# Vacuum Hoses



## alanmay0 (Sep 3, 2015)

Hello and thanks in advance for the information. I have a 1967 GTO and on the intake manifold in front of the carb. there are two large vacuum ports. On my car, which is a 4 speed, both of these vacuum ports have are covered with black rubber nibbles, for a lack of a better word. In other words there is nothing attached to them. On other GTO's I have seen in the pictures that there are two large hoses connected to them and they run off towards the back of the engine to who knows where. Can someone please tell me where these vacuum hoses go and do I need them connect on my car. I have seen them on both automatic and 4 sp transmissions.

thanks again


----------



## pjw1967 (Mar 10, 2014)

Sounds like your PCV system has been disconnected. Here is a snip from the Ames catalog showing the parts of the system. Basically 2 hoses connect to the nipples on the from of the manifold. They in turn go to the W connector. A single hose from the W connector goes back to the PCV valve next to the base of the distributor. I'd be interested to know what you find where the PCV valve should be. On my '67, a tee runs off this line to provide vacuum for the a/c controls.


----------



## geeteeohguy (Feb 2, 2008)

The vacuum outlet on the driver's side is for the vacuum advance, if I recall. The one on the passenger side is for the transmission modulator on automatic cars.

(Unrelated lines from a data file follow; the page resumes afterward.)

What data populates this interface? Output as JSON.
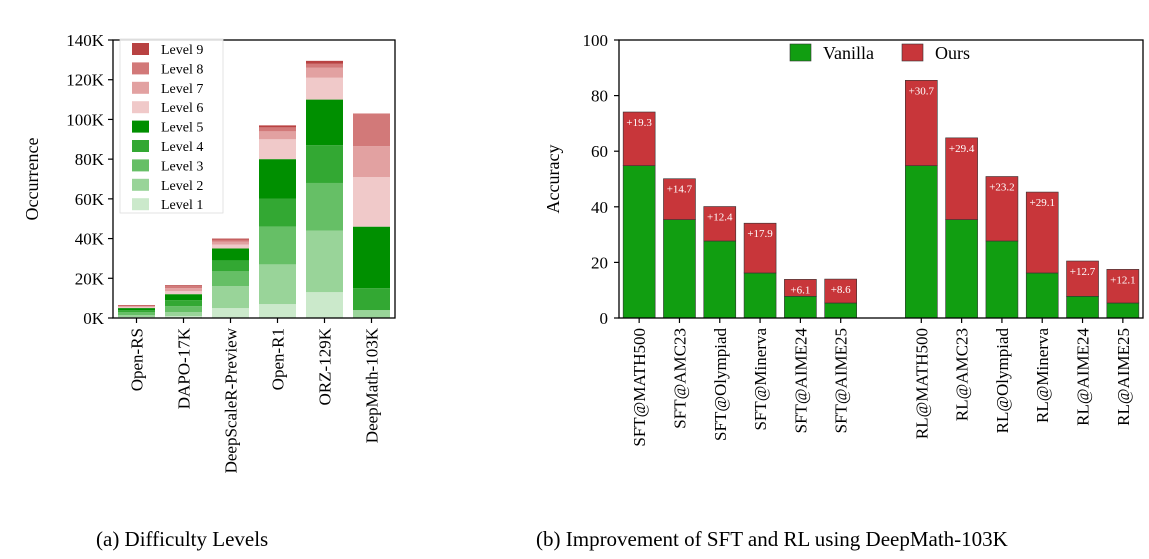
{
  "captions": {
    "a": "(a) Difficulty Levels",
    "b": "(b) Improvement of SFT and RL using DeepMath-103K"
  },
  "colors": {
    "levels": [
      "#cbe9cb",
      "#99d499",
      "#66bf66",
      "#33a833",
      "#008f00",
      "#f0c9c9",
      "#e2a1a1",
      "#d27979",
      "#b84242"
    ],
    "vanilla": "#119e11",
    "ours": "#c8363a"
  },
  "chart_data": [
    {
      "type": "bar",
      "stacked": true,
      "title": "",
      "xlabel": "",
      "ylabel": "Occurrence",
      "ylim": [
        0,
        140000
      ],
      "yticks": [
        0,
        20000,
        40000,
        60000,
        80000,
        100000,
        120000,
        140000
      ],
      "ytick_labels": [
        "0K",
        "20K",
        "40K",
        "60K",
        "80K",
        "100K",
        "120K",
        "140K"
      ],
      "categories": [
        "Open-RS",
        "DAPO-17K",
        "DeepScaleR-Preview",
        "Open-R1",
        "ORZ-129K",
        "DeepMath-103K"
      ],
      "legend_position": "top-left",
      "legend_order": [
        "Level 9",
        "Level 8",
        "Level 7",
        "Level 6",
        "Level 5",
        "Level 4",
        "Level 3",
        "Level 2",
        "Level 1"
      ],
      "series": [
        {
          "name": "Level 1",
          "values": [
            500,
            1000,
            5000,
            7000,
            13000,
            0
          ]
        },
        {
          "name": "Level 2",
          "values": [
            1000,
            2000,
            11000,
            20000,
            31000,
            4000
          ]
        },
        {
          "name": "Level 3",
          "values": [
            1500,
            3000,
            7500,
            19000,
            24000,
            0
          ]
        },
        {
          "name": "Level 4",
          "values": [
            1000,
            3000,
            5500,
            14000,
            19000,
            11000
          ]
        },
        {
          "name": "Level 5",
          "values": [
            1000,
            3000,
            6000,
            20000,
            23000,
            31000
          ]
        },
        {
          "name": "Level 6",
          "values": [
            500,
            1500,
            2000,
            10000,
            11000,
            25000
          ]
        },
        {
          "name": "Level 7",
          "values": [
            500,
            1500,
            1500,
            4000,
            5000,
            15500
          ]
        },
        {
          "name": "Level 8",
          "values": [
            300,
            1000,
            1000,
            2000,
            2000,
            16500
          ]
        },
        {
          "name": "Level 9",
          "values": [
            200,
            500,
            500,
            1000,
            1500,
            0
          ]
        }
      ]
    },
    {
      "type": "bar",
      "stacked": true,
      "title": "",
      "xlabel": "",
      "ylabel": "Accuracy",
      "ylim": [
        0,
        100
      ],
      "yticks": [
        0,
        20,
        40,
        60,
        80,
        100
      ],
      "legend_position": "top-center",
      "categories": [
        "SFT@MATH500",
        "SFT@AMC23",
        "SFT@Olympiad",
        "SFT@Minerva",
        "SFT@AIME24",
        "SFT@AIME25",
        "RL@MATH500",
        "RL@AMC23",
        "RL@Olympiad",
        "RL@Minerva",
        "RL@AIME24",
        "RL@AIME25"
      ],
      "series": [
        {
          "name": "Vanilla",
          "values": [
            54.8,
            35.4,
            27.7,
            16.2,
            7.8,
            5.4,
            54.8,
            35.4,
            27.7,
            16.2,
            7.8,
            5.4
          ]
        },
        {
          "name": "Ours",
          "values": [
            19.3,
            14.7,
            12.4,
            17.9,
            6.1,
            8.6,
            30.7,
            29.4,
            23.2,
            29.1,
            12.7,
            12.1
          ]
        }
      ],
      "annotations": [
        "+19.3",
        "+14.7",
        "+12.4",
        "+17.9",
        "+6.1",
        "+8.6",
        "+30.7",
        "+29.4",
        "+23.2",
        "+29.1",
        "+12.7",
        "+12.1"
      ]
    }
  ]
}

Yours would be plugged. If you are getting manifold vacuum to your advance can elsewhere, you are good to go as is. On these cars, as illustrated, the PCV does NOT hook up to the carburetor. It connects to the intake manifold as shown.


----------



## alanmay0 (Sep 3, 2015)

*Vacuum line*

Thanks for the information. This engine has an Elderbrock Carb and in the front of the carb. as you stand in front of the car, there is a large vacuum port in the middle of the base of the carb.. There is a hose connected to this port and it runs down to the PCV valve. Then there is a small port on each side of this port. One goes to the A/C or heating system and one goes to the Distributor. Does all of this sound workable?? Thanks


----------



## geeteeohguy (Feb 2, 2008)

Would need to see a Pic, but probably just fine. As long as it runs ok. I was referring to the stock intake/Qjet.........


----------